Interferon-free Therapy of Chronic Hepatitis C With Direct-acting Antivirals Does Not Change the Short-term Risk for De Novo Hepatocellular Carcinoma in Patients With Liver Cirrhosis

F. Mettke; B. Schlevogt; K. Deterding; A. Wranke; A. Smith; K. Port; M. P. Manns; A. Vogel; M. Cornberg; H. Wedemeyer


Aliment Pharmacol Ther. 2018;47(4):516-525. 

In This Article

Abstract and Introduction


Background Hepatitis C virus (HCV) clearance with IFN-based therapies reduces the incidence of hepatocellular carcinoma (HCC). There has been some debate if IFN-free therapy with direct-acting antivirals alters the risk for HCC.

Aim To investigate the HCC incidence in cirrhotic HCV patients who cleared HCV with direct-acting antivirals vs untreated controls.

Methods We prospectively monitored 373 patients with chronic hepatitis C who received IFN-free therapies with direct-acting antiviral after January 2014. A retrospective control cohort of untreated cirrhotic patients was recruited out of 3715 HCV patients who were followed at our centre between 2007 and 2013, with similar HCC screening protocols.

Results 158 direct-acting antiviral-treated and 184 control patients with liver cirrhosis were included in this analysis. The groups did not differ in gender and genotype distribution, severity of liver disease and prevalence of diabetes mellitus. Patients were followed up for a median of 440 (range 91–908) and 592 (range 90–1000) days. HCCs developed in 6 and 14 patients during follow-up, resulting in an incidence of 2.90 vs 4.48 HCCs per 100 person-years. In the direct-acting antiviral-treated group, there was no new case of HCC later than 450 days after treatment initiation. In multivariate analysis, higher MELD-Scores and AFP-levels were independently associated with HCC development. Transplant-free patient survival was similar in both groups.

Conclusions IFN-free direct-acting antiviral therapy of chronic hepatitis C does not alter the short-term risk for HCC in patients with liver cirrhosis. A reduced HCC incidence may become evident after more than 1.5 years of follow-up.

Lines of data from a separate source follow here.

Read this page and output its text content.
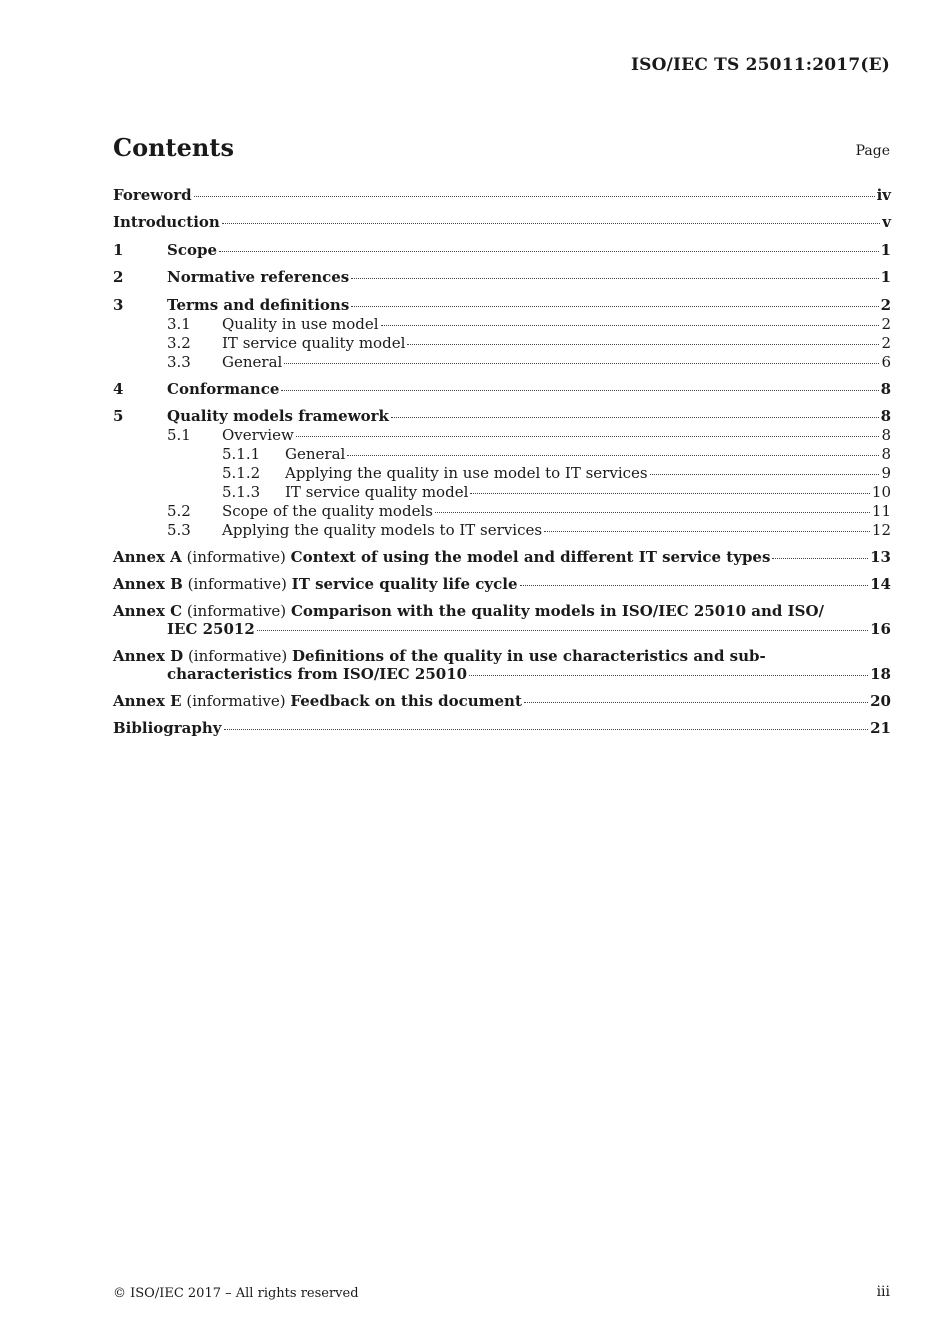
ISO/IEC TS 25011:2017(E)
Contents	Page
Foreword	iv
Introduction	v
1	Scope	1
2	Normative references	1
3	Terms and definitions	2
3.1	Quality in use model	2
3.2	IT service quality model	2
3.3	General	6
4	Conformance	8
5	Quality models framework	8
5.1	Overview	8
5.1.1	General	8
5.1.2	Applying the quality in use model to IT services	9
5.1.3	IT service quality model	10
5.2	Scope of the quality models	11
5.3	Applying the quality models to IT services	12
Annex A (informative) Context of using the model and different IT service types	13
Annex B (informative) IT service quality life cycle	14
Annex C (informative) Comparison with the quality models in ISO/IEC 25010 and ISO/
IEC 25012	16
Annex D (informative) Definitions of the quality in use characteristics and sub-
characteristics from ISO/IEC 25010	18
Annex E (informative) Feedback on this document	20
Bibliography	21
© ISO/IEC 2017 – All rights reserved	iii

The introduction of direct-acting antivirals (DAA) has revolutionized treatment of chronic hepatitis C in terms of tolerability and sustained virological response (SVR) rates.[1,2] Successful DAA treatment is associated with improved liver function,[3,4] quality of life,[5] as well as reduced risk of decompensated liver disease[6] and portal hypertension.[7] IFN-based treatment regimens have a mode of action that is fundamentally different from DAA therapy. Therefore, our knowledge regarding the improvement of liver function, regression of cirrhosis and portal hypertension, as well as incidence of hepatocellular carcinoma after HCV cure cannot simply be transferred from the IFN-based to the IFN-free era.

After IFN-based SVR there is a decreased but not abrogated risk of HCC.[8–13] The presence of liver cirrhosis, higher age and diabetes mellitus type 2 are well-known risk factors for the development of post-SVR HCC.[14]

Emerging data raised suspicion of an increased risk of recurrence of curatively treated HCC after DAA therapy,[15,16] although both studies lacked an untreated control group. There was an unexpectedly high recurrence rate of almost 30% in a short-term observation period of 6 months. On the contrary the French ANRS study and the Italian RESIST HCV cohort did not show an increased risk regarding HCC recurrence after DAA therapy.[17,18]

The development of de novo HCC after DAA must be examined separately from HCC recurrence because it presents a fundamentally different setting. Incidence of de novo HCC in DAA-treated cirrhotic patients was reported to be 3.2% over 6 months,[16] 5.2% over 48 weeks[19] and 4.7% over 15 months.[6] The latter study showed a significantly decreased rate of HCC in patients with SVR compared to patients with treatment failure. The other studies had no control group.

The aim of this study was to address the yet unanswered question whether DAA-based antiviral treatment of chronic hepatitis C changes the short-term risk for de novo HCC. For reliable risk evaluation, we recruited an untreated historical control cohort treated at the same centre which had similar patient characteristics and was monitored with identical protocols.